Vivi didn’t say anything to that, but her expression gave her away. She was skeptical. She was also desperate to have something to hang on to. That was all right. Charlotte wanted her to have something to hang on to. But not this.

 

 

Four


Carl Covington, the would-be grand old man of publishing, prided himself on his publication parties. The guest list was select. No junior editors or advertising assistants getting drunk and making a dinner out of pigs-in-blankets and angels-on-horseback. The setting was dazzling. He and his wife lived in a penthouse on Central Park West with a view of the shimmering reservoir and a book-lined living room that rose two stories. His own little Morgan Library, he liked to say. His toasts to the author of the evening and his or her new book were effusive. The parties were great successes. Some people were said to enjoy them.

The celebration that night was in honor of a writer who every twelve months turned out a thriller that could be relied on to nibble at the lower reaches of the Times bestseller list. Charlotte had congratulated the author, paid her respects to a few reviewers, chatted with a foreign agent, compared notes with an editor from another house, thanked Carl’s wife for a delightful evening, and started down the hall in search of her coat, which a hired man had taken when she’d arrived. As she passed the first door, open to a dimly lit study, she noticed Horace sitting in a circle of light from a floor lamp. He must have sensed her in the doorway, because he looked up from the book he was reading.

“Anything good?” she asked as she stepped into the room.

“Doesn’t get much better.” He held up the book with the spine turned toward her. The Portable F. Scott Fitzgerald was imprinted in black on the burgundy binding. “Why didn’t we think of reissuing Gatsby? Viking was damn smart. Have a seat. Unless you’re eager to get back to that.” He gestured toward the living room.

“About as eager as you appear to be.”

She took the chair on the other side of the reading lamp. He squinted at her through the glare, then reached up to pull the chain of one of the bulbs. “The mornin’ light does not become me.” He closed the book and gestured to her empty glass. “You want to freshen that?

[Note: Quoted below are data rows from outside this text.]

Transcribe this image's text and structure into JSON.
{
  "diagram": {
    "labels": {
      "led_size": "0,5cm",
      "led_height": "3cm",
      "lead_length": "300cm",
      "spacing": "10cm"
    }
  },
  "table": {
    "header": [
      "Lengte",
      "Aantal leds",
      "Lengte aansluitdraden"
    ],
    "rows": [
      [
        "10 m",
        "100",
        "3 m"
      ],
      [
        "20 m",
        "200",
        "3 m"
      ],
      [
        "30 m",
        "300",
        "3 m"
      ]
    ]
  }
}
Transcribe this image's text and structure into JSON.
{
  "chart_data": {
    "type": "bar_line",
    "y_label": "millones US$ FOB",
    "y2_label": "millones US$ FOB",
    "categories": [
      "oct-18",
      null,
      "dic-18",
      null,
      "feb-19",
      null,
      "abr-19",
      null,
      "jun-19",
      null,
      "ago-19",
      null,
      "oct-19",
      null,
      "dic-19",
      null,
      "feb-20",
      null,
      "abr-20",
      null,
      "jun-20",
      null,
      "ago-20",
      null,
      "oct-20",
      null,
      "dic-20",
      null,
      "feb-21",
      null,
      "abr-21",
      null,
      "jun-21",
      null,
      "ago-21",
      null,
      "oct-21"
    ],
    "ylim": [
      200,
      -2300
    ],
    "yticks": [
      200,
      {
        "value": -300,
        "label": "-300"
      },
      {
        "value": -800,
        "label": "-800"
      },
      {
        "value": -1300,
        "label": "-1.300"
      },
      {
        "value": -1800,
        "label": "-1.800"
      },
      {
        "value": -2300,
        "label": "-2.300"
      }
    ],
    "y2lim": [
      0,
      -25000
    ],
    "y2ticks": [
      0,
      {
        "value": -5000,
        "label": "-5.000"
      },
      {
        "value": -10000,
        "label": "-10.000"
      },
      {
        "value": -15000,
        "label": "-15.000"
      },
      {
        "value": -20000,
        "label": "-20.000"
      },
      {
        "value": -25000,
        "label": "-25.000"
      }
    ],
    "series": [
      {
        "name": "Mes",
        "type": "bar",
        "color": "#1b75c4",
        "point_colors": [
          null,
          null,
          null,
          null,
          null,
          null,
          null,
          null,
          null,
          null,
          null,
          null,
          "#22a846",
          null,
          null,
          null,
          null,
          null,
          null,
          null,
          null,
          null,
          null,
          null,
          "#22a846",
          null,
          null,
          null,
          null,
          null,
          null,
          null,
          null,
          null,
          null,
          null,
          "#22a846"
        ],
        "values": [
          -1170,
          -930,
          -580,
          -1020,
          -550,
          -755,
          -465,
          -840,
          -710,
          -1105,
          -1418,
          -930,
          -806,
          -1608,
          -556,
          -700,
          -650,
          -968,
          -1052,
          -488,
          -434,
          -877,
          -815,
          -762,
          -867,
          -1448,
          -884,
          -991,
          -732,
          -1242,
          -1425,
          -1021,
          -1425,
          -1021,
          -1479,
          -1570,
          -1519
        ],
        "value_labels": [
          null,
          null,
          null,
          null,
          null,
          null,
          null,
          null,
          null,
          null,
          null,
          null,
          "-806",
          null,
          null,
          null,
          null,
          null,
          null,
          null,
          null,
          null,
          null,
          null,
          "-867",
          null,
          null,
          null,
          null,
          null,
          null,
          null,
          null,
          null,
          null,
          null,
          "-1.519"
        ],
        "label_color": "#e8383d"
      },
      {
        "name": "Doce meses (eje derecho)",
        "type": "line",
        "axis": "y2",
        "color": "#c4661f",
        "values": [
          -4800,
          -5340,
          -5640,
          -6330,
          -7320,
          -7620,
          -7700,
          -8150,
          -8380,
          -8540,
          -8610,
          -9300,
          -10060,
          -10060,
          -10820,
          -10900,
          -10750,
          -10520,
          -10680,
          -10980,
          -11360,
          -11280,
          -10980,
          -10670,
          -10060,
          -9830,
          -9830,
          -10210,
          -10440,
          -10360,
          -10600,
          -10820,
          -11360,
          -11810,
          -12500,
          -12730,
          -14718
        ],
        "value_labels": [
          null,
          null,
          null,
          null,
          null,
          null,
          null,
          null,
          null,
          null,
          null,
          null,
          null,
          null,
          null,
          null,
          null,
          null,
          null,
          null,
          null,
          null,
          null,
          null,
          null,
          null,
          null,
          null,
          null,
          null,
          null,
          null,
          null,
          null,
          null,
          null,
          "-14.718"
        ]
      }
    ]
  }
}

I’d offer, but it’s easier for you.”

She was surprised. He never referred to his incapacity. At least she’d never heard him do so.

“I’m fine. In fact, I was about to leave.” She leaned forward and put the empty glass on the table just as Bill Quarrels stuck his head in the doorway.

“Am I interrupting something?”

“Yes,” Horace barked.

Bill reared back as if he’d been punched. “Sorree.” He drew out the word as he left.

“You have to watch that surfeit of charm,” she said.